Destaque-se que tanto é possível posse justa de má-fé, quanto posse injusta de boa-fé - art 1.203. 


3.4) Posse Nova e Posse Velha

a) Posse nova: é a de menos de ano e dia;

b) Posse velha: é a de mais de ano e dia.

Essa classificação é baseada no tempo de posse, e não se confunde com ação de força nova e ação de força velha, cuja classificação é determinada pelo tempo de turbação ou de esbulho.
  • Ação de força nova: é aquela movida por quem foi turbado ou esbulhado a menos de ano e dia, e confere direito a concessão de liminar;
  • Ação de força velha: é aquela movida por quem foi turbado ou esbulhado a mais de ano e dia, e não confere direito a concessão de liminar. Há entendimento, no entanto, no sentido de que é possível a antecipação da tutela, conforme CPC, art. 273.

3.5) Posse Ad Interdicta e Posse Ad Usucapionem

a) Posse ad interdicta: é aquela que dá direito aos interditos possessórios, isto é, possível de ser defendida por ações possessórias. Ela deve ser justa e poder ser exercida em nome próprio ou alheio;

b) Posse ad usucapionem: é aquela capaz de gerar a usucapião, devendo ser justa e devendo ser exercida em nome próprio, além de preencher os demais requisitos para a usucapião.


3.6) Posse Pro Indiviso e Posse Pro Diviso

Este tema está ligado à composse, que é a posse em comum e no mesmo grau entre duas ou mais pessoas (ex.: os cônjuges, no regime da comunhão universal; os herdeiros, antes da partilha do acervo). Se em graus diferentes, teremos bifurcação, isto é, direta e indireta (vide 3.1 acima).

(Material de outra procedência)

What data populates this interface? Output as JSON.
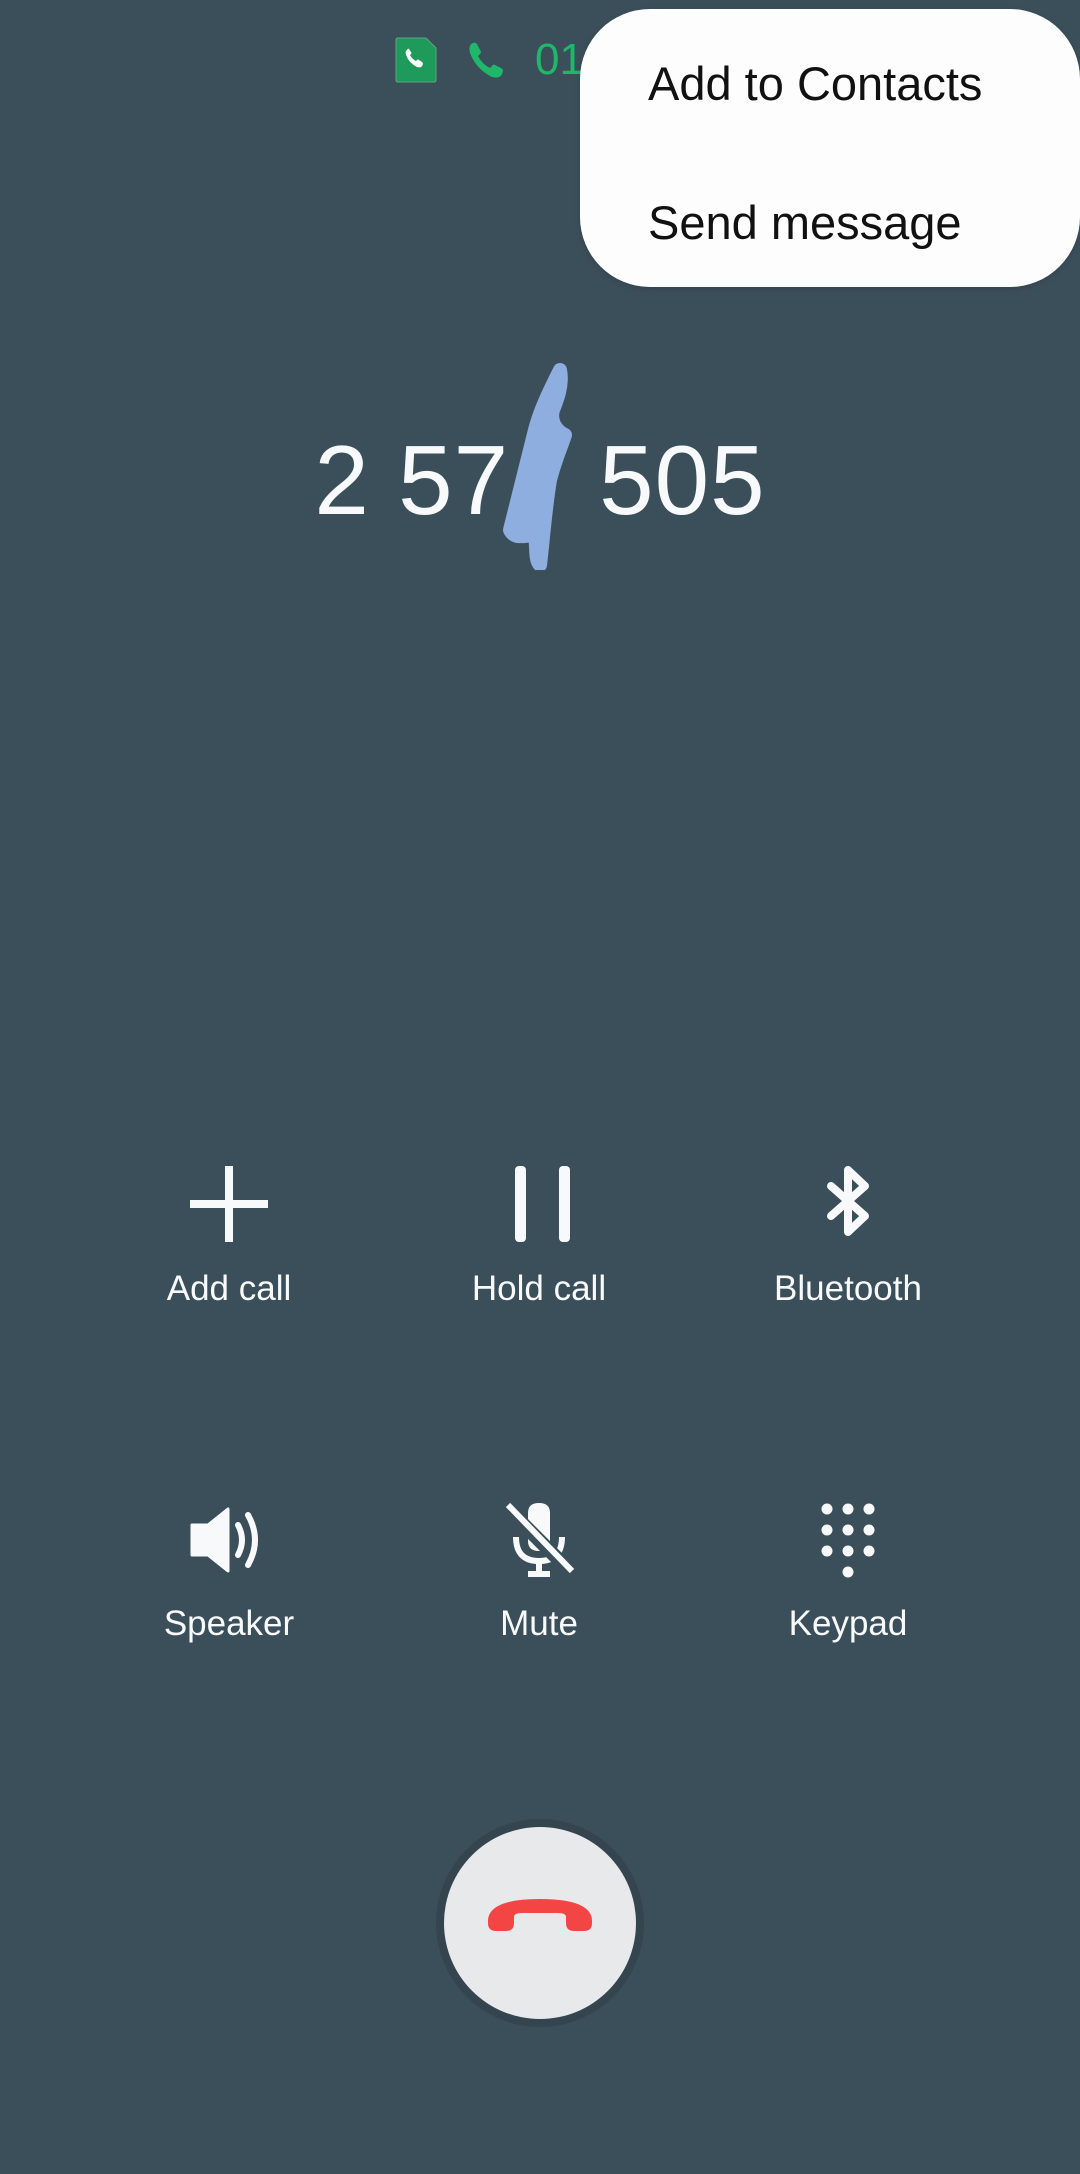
{
  "status": {
    "sim_icon": "sim-card-phone-icon",
    "call_icon": "phone-icon",
    "call_timer": "01",
    "accent_color": "#1fb86b"
  },
  "call": {
    "number_part_before": "2 57",
    "number_part_after": "505",
    "redaction_note": "middle digits obscured by scribble"
  },
  "controls": [
    {
      "label": "Add call",
      "icon": "plus-icon"
    },
    {
      "label": "Hold call",
      "icon": "pause-icon"
    },
    {
      "label": "Bluetooth",
      "icon": "bluetooth-icon"
    },
    {
      "label": "Speaker",
      "icon": "speaker-icon"
    },
    {
      "label": "Mute",
      "icon": "mic-off-icon"
    },
    {
      "label": "Keypad",
      "icon": "dialpad-icon"
    }
  ],
  "end_call": {
    "icon": "call-end-icon",
    "color": "#f44545"
  },
  "menu": {
    "items": [
      {
        "label": "Add to Contacts"
      },
      {
        "label": "Send message"
      }
    ]
  },
  "colors": {
    "background": "#3b4f5b",
    "redaction": "#8eaee0"
  }
}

a) Posse pro indiviso: é a composse de direito e de fato - art. 1.199, pois a coisa ainda não foi partilhada, por acordo ou acomodação natural, entre os compossuidores. Todos têm posse sobre o todo, sendo certo que um não pode impedir a posse do outro. Qualquer deles, no entanto, tem ação possessória em face de terceiro para a defesa do todo;

b) Posse pro diviso: é a composse de direito, mas não de fato, pois cada copossuidor, por acordo ou acomodação natural, já se apossou com exclusividade de parte determinada do imóvel. Um não pode possuir a parte do outro, mas qualquer deles tem ação possessória em face de terceiro para a defesa do todo.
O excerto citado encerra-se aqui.